A chaque défi réalisé, le score est modifié de 5% (en plus comme en moins). Les défis peuvent être de finir une mission sans jamais se faire détecter, trouver toute les preuves, tuer les cibles de façon particulière etc. Un défi accomplis le reste, même en recommençant le niveau, ce qui permet d’expérimenter différente façons de jouer avant de finir la mission.

Les nombreux bugs

Ce jeu souffre malheureusement de nombreux bug. Problème de script qui ne se lance pas, l’IA qui ne réagit pas, bug de collision. Rien de méchant dans l’ensemble, mais c’est toujours dommage. Par contre, un bug intolérable existe. Apparaissent aléatoirement, voir pas du tout, un soucis fait planter la console et plus grave, corrompt la sauvegarde. Adieu la progression, les défis réalisé… il faut reprendre à zéro. Je ne vous conseillerais que trop de faire une deuxième sauvegarde en précaution en attendant la sortie d’un patch.

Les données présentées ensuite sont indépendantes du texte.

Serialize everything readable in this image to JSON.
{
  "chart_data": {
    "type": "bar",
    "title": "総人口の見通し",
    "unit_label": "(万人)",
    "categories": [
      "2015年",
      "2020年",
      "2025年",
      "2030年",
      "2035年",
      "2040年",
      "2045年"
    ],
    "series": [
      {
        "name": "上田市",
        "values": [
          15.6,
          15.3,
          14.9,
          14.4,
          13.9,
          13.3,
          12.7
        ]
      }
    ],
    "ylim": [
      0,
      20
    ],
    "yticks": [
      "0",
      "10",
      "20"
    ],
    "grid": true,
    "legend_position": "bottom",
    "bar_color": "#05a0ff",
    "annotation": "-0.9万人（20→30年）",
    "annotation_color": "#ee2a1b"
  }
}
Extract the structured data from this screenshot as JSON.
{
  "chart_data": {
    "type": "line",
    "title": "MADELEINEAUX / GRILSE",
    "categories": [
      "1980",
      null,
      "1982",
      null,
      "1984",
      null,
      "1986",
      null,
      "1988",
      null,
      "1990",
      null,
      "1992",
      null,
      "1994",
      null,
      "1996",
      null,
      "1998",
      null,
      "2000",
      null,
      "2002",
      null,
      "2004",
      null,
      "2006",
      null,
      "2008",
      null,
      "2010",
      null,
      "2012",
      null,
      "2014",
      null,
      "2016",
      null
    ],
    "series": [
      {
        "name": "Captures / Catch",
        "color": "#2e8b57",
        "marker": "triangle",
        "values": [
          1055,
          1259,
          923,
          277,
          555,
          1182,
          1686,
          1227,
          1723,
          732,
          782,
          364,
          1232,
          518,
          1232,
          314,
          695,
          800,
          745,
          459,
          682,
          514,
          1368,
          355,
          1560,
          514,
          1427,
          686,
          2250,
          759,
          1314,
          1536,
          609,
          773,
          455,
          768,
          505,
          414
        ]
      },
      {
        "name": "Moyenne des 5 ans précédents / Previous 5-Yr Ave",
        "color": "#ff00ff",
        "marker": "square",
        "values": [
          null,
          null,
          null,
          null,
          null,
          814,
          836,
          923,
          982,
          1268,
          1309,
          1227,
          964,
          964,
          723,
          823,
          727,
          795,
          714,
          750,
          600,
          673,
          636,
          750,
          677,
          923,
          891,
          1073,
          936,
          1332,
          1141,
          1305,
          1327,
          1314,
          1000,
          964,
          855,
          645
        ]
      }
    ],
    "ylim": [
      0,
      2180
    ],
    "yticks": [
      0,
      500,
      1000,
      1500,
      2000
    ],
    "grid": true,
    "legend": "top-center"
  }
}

Un autre souci vient des check points dans les niveaux, si leur utilisation est bienvenue, le fait que lorsqu’on recharge la partie à cet endroit, le niveau est réinitialisé. Bien que l’on garde costume, arme, cibles principale abattue, tout le reste repart à zéro. Très étrange…

Conclusion

Pour ma part, j’ai passé un excellent moment sur cet Hitman, malgré une IA un poil trop rapide à détecter les déguisements. En jouant en difficile, avec la vision des trajectoires et à travers les murs coupé, j’ai retrouvé les sensations que j’ai pu avoir sur les anciens jeux. Le moteur graphique est vraiment beau, les niveaux avec de la foule rendent bien et ne ralentisse pas. Dommage que quelques points noirs subsiste, 47 peut planquer un fusil à pompe dans son pantalons, le doublage à changé… des petits points certes, mais qui gâche un peu l’expérience de jeu.

En conclusion, un bon jeu, et plus important, un bon Hitman, et ça fait plaisir.